Маршрут был выверен годами. В первый день по отъезду он с самого утра отправлялся в пивной ресторан. В «Бочку». Перед ним выстраивали сет из нескольких сортов пива, раскладывали душистые и жирные яства. Но об этом после. Не отвлекаться, сейчас о крепком.

Днем первого дня тоже крепким напиткам делать нечего. После всяческих праздных блужданий по городским улочкам он отправлялся в ресторан винный, и тут уже могли быть варианты. И об этом после. Возвращался домой он через раков и вечер проводил за фильмом, раками и пивом. И тут наличие-отсутствие «дуняши» никакого значения не имело. Разве что в соло-версии раковые хитиновые панцири собирать и выносить придется одному. Но бак стоял во дворе, так что особой проблемы в этом он не видел. Такой план первого «холостого» дня был составлен несколько лет назад, но еще ни разу не удалось выполнить его в полном объеме.

А вот день второй… Со второго дня всяческие выезды в город отменялись.

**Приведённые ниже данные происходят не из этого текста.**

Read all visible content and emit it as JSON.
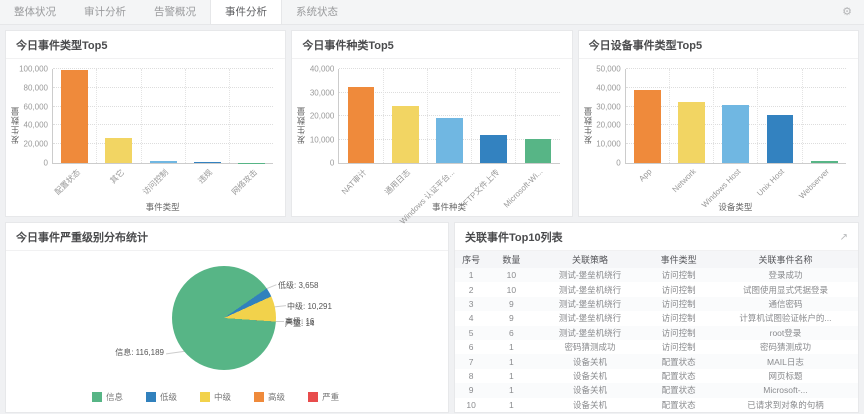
{
  "nav": {
    "tabs": [
      {
        "label": "整体状况",
        "active": false
      },
      {
        "label": "审计分析",
        "active": false
      },
      {
        "label": "告警概况",
        "active": false
      },
      {
        "label": "事件分析",
        "active": true
      },
      {
        "label": "系统状态",
        "active": false
      }
    ],
    "gear_icon": "settings-gear"
  },
  "chart_data": [
    {
      "type": "bar",
      "title": "今日事件类型Top5",
      "xlabel": "事件类型",
      "ylabel": "发生数量",
      "ylim": [
        0,
        100000
      ],
      "yticks": [
        "0",
        "20,000",
        "40,000",
        "60,000",
        "80,000",
        "100,000"
      ],
      "categories": [
        "配置状态",
        "其它",
        "访问控制",
        "违规",
        "网络攻击"
      ],
      "values": [
        98500,
        26500,
        2500,
        1000,
        300
      ],
      "bar_colors": [
        "#ef8a3b",
        "#f2d563",
        "#70b7e2",
        "#3382c0",
        "#57b586"
      ],
      "grid": true,
      "legend_position": "none"
    },
    {
      "type": "bar",
      "title": "今日事件种类Top5",
      "xlabel": "事件种类",
      "ylabel": "发生数量",
      "ylim": [
        0,
        40000
      ],
      "yticks": [
        "0",
        "10,000",
        "20,000",
        "30,000",
        "40,000"
      ],
      "categories": [
        "NAT审计",
        "通用日志",
        "Windows 认证平台...",
        "FTP文件上传",
        "Microsoft-Wi..."
      ],
      "values": [
        32300,
        24300,
        19000,
        12000,
        10100
      ],
      "bar_colors": [
        "#ef8a3b",
        "#f2d563",
        "#70b7e2",
        "#3382c0",
        "#57b586"
      ],
      "grid": true,
      "legend_position": "none"
    },
    {
      "type": "bar",
      "title": "今日设备事件类型Top5",
      "xlabel": "设备类型",
      "ylabel": "发生数量",
      "ylim": [
        0,
        50000
      ],
      "yticks": [
        "0",
        "10,000",
        "20,000",
        "30,000",
        "40,000",
        "50,000"
      ],
      "categories": [
        "App",
        "Network",
        "Windows Host",
        "Unix Host",
        "Webserver"
      ],
      "values": [
        38600,
        32300,
        30900,
        25400,
        1000
      ],
      "bar_colors": [
        "#ef8a3b",
        "#f2d563",
        "#70b7e2",
        "#3382c0",
        "#57b586"
      ],
      "grid": true,
      "legend_position": "none"
    },
    {
      "type": "pie",
      "title": "今日事件严重级别分布统计",
      "slices": [
        {
          "name": "信息",
          "value": 116189,
          "color": "#57b586"
        },
        {
          "name": "低级",
          "value": 3658,
          "color": "#3181bd"
        },
        {
          "name": "中级",
          "value": 10291,
          "color": "#f2d24b"
        },
        {
          "name": "高级",
          "value": 16,
          "color": "#ef8a3b"
        },
        {
          "name": "严重",
          "value": 14,
          "color": "#e84c4c"
        }
      ],
      "legend_position": "bottom"
    },
    {
      "type": "table",
      "title": "关联事件Top10列表",
      "share_icon": "export-arrow",
      "columns": [
        "序号",
        "数量",
        "关联策略",
        "事件类型",
        "关联事件名称"
      ],
      "rows": [
        [
          "1",
          "10",
          "测试-堡垒机绕行",
          "访问控制",
          "登录成功"
        ],
        [
          "2",
          "10",
          "测试-堡垒机绕行",
          "访问控制",
          "试图使用显式凭据登录"
        ],
        [
          "3",
          "9",
          "测试-堡垒机绕行",
          "访问控制",
          "通信密码"
        ],
        [
          "4",
          "9",
          "测试-堡垒机绕行",
          "访问控制",
          "计算机试图验证帐户的..."
        ],
        [
          "5",
          "6",
          "测试-堡垒机绕行",
          "访问控制",
          "root登录"
        ],
        [
          "6",
          "1",
          "密码猜测成功",
          "访问控制",
          "密码猜测成功"
        ],
        [
          "7",
          "1",
          "设备关机",
          "配置状态",
          "MAIL日志"
        ],
        [
          "8",
          "1",
          "设备关机",
          "配置状态",
          "网页标题"
        ],
        [
          "9",
          "1",
          "设备关机",
          "配置状态",
          "Microsoft-..."
        ],
        [
          "10",
          "1",
          "设备关机",
          "配置状态",
          "已请求到对象的句柄"
        ]
      ]
    }
  ]
}
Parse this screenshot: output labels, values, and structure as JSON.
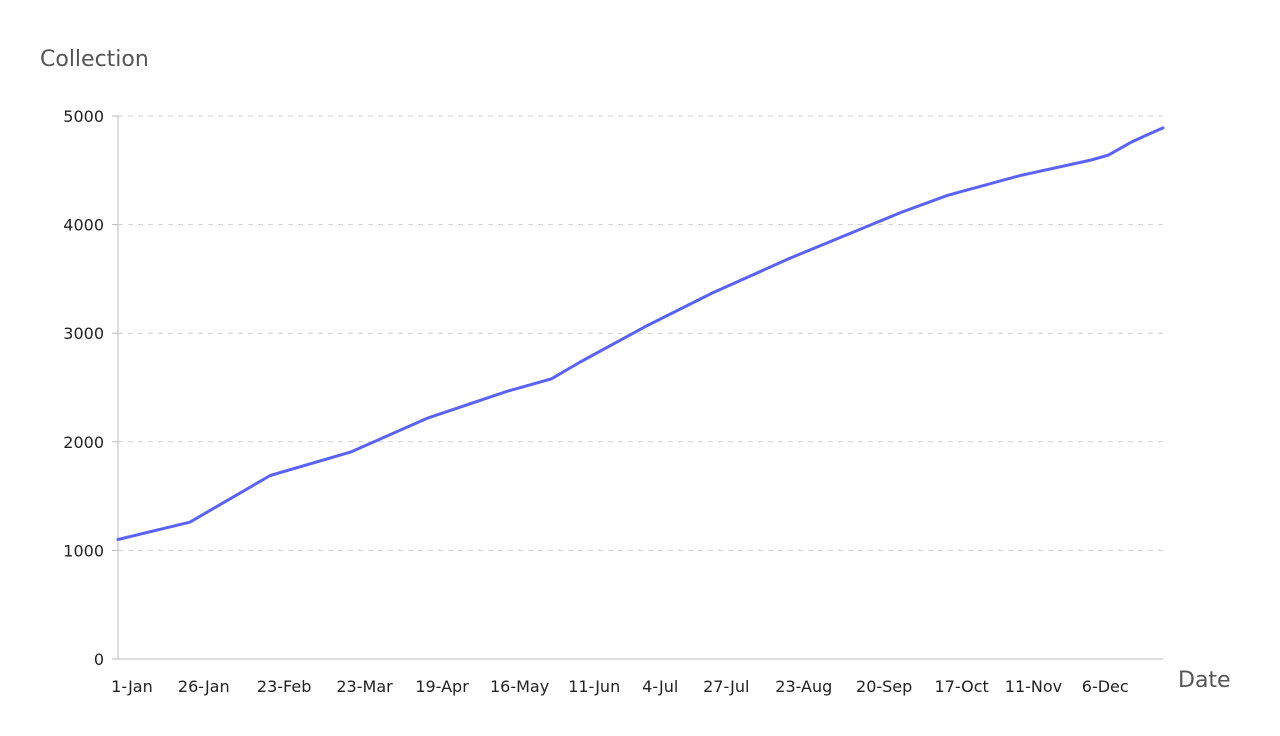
{
  "chart_data": {
    "type": "line",
    "title": "",
    "ylabel": "Collection",
    "xlabel": "Date",
    "ylim": [
      0,
      5000
    ],
    "yticks": [
      0,
      1000,
      2000,
      3000,
      4000,
      5000
    ],
    "xlim": [
      "1-Jan",
      "31-Dec"
    ],
    "xticks": [
      "1-Jan",
      "26-Jan",
      "23-Feb",
      "23-Mar",
      "19-Apr",
      "16-May",
      "11-Jun",
      "4-Jul",
      "27-Jul",
      "23-Aug",
      "20-Sep",
      "17-Oct",
      "11-Nov",
      "6-Dec"
    ],
    "grid": "horizontal dashed",
    "legend": "none",
    "line_color": "#5b63f5",
    "series": [
      {
        "x": [
          "1-Jan",
          "26-Jan",
          "23-Feb",
          "23-Mar",
          "19-Apr",
          "16-May",
          "1-Jun",
          "11-Jun",
          "4-Jul",
          "27-Jul",
          "23-Aug",
          "20-Sep",
          "1-Oct",
          "17-Oct",
          "11-Nov",
          "6-Dec",
          "12-Dec",
          "20-Dec",
          "25-Dec",
          "31-Dec"
        ],
        "values": [
          1100,
          1260,
          1690,
          1905,
          2220,
          2460,
          2580,
          2735,
          3065,
          3370,
          3690,
          3995,
          4115,
          4270,
          4450,
          4595,
          4640,
          4760,
          4820,
          4890
        ]
      }
    ]
  }
}
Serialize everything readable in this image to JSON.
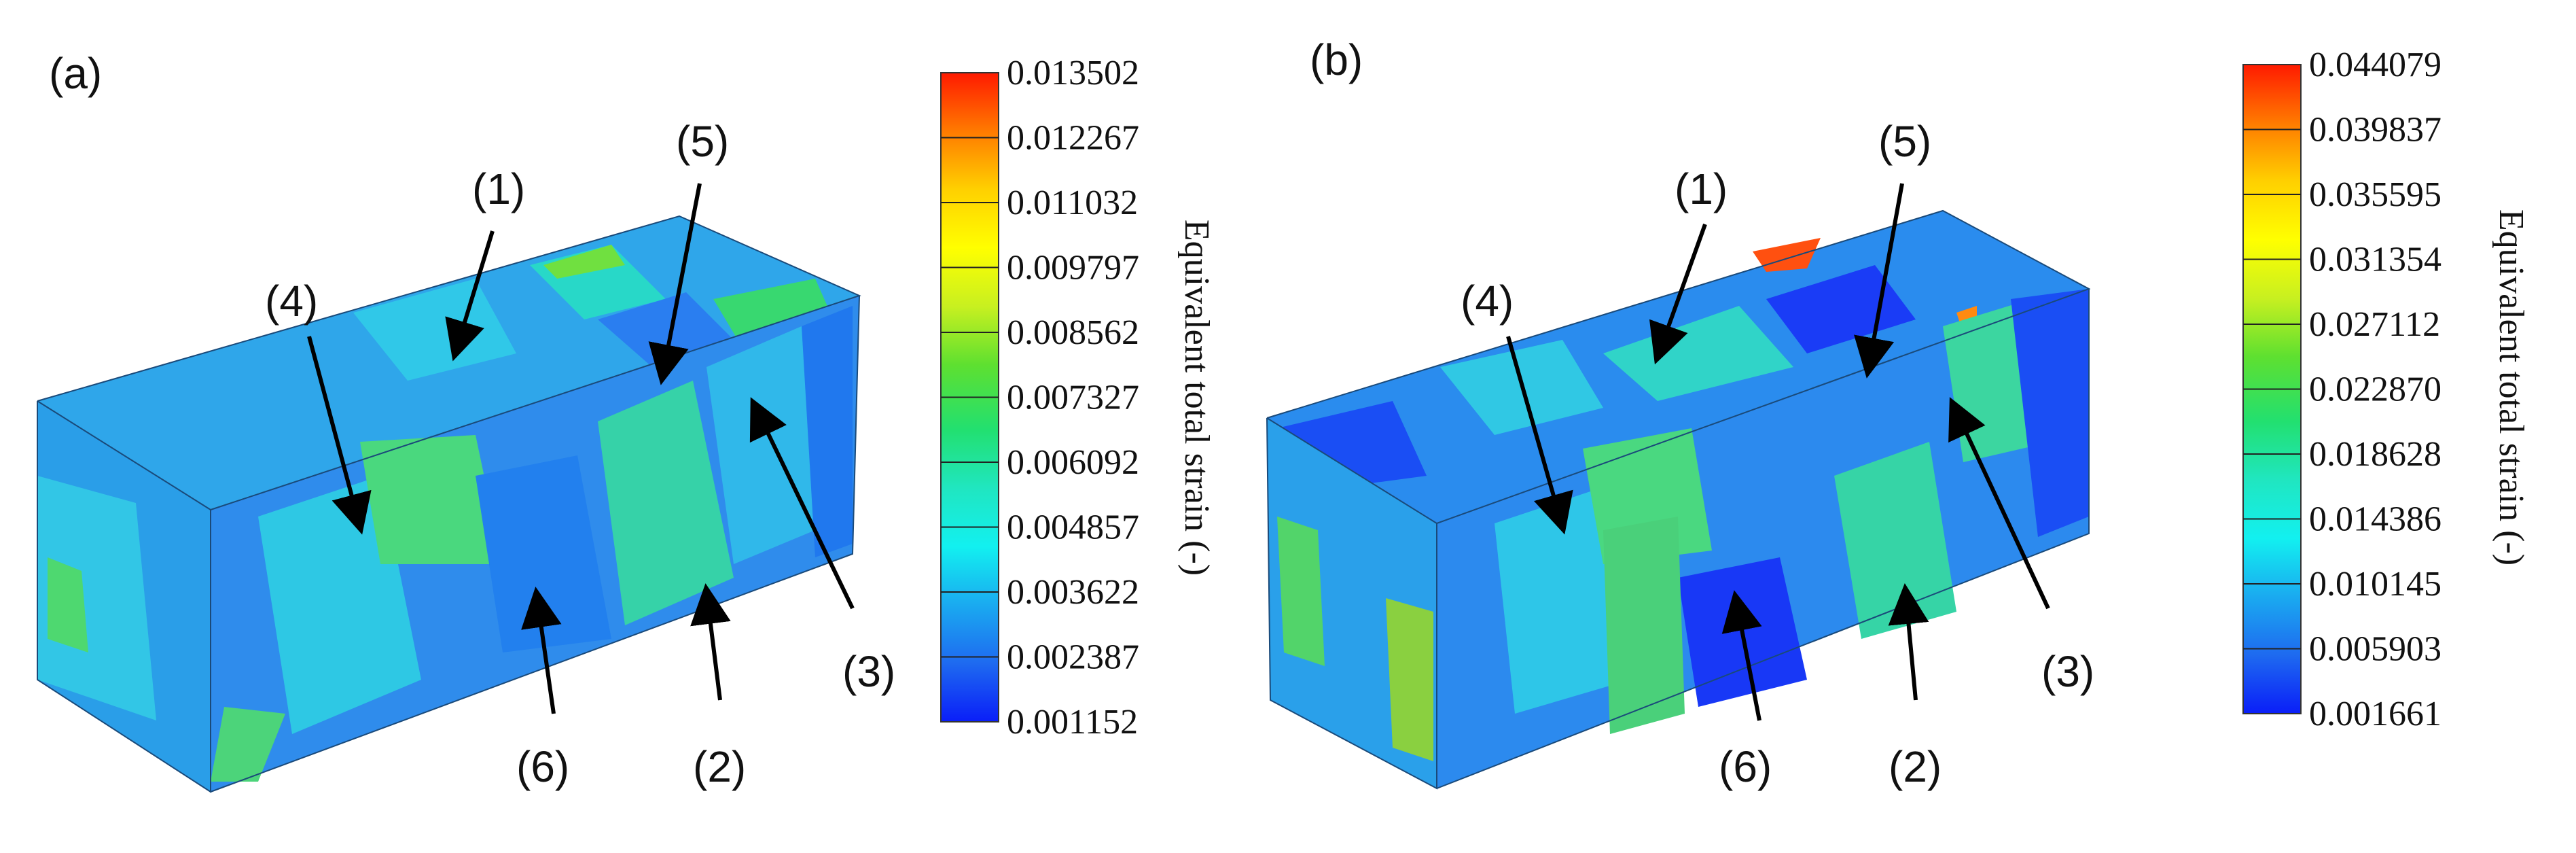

Дом переходил на осадное положение, весьма точно подмеченное Олегом Митяевым в песне «Авиатор»:

И возвратившись, долго я еще не сплю.

Пою и пью, а лето тает.

Пускай стучатся в мой ангар,

Я никому не отворю —

В нетрезвом виде авиатор не летает.

Он не любил летать в нетрезвом виде. Некоторые «дуняши», некоторые друзья тянули, звали, почти требовали сверзиться в социальные радости. Иногда он сдавался и отправлялся в нетрезвый путь по местам столь же злачным, сколь и престижно-дорогим. Но все же чаще дом становился крепостью и начиналась жизнь по строчке: «праздность трезвости, труд запоя». Начинался труд запоя.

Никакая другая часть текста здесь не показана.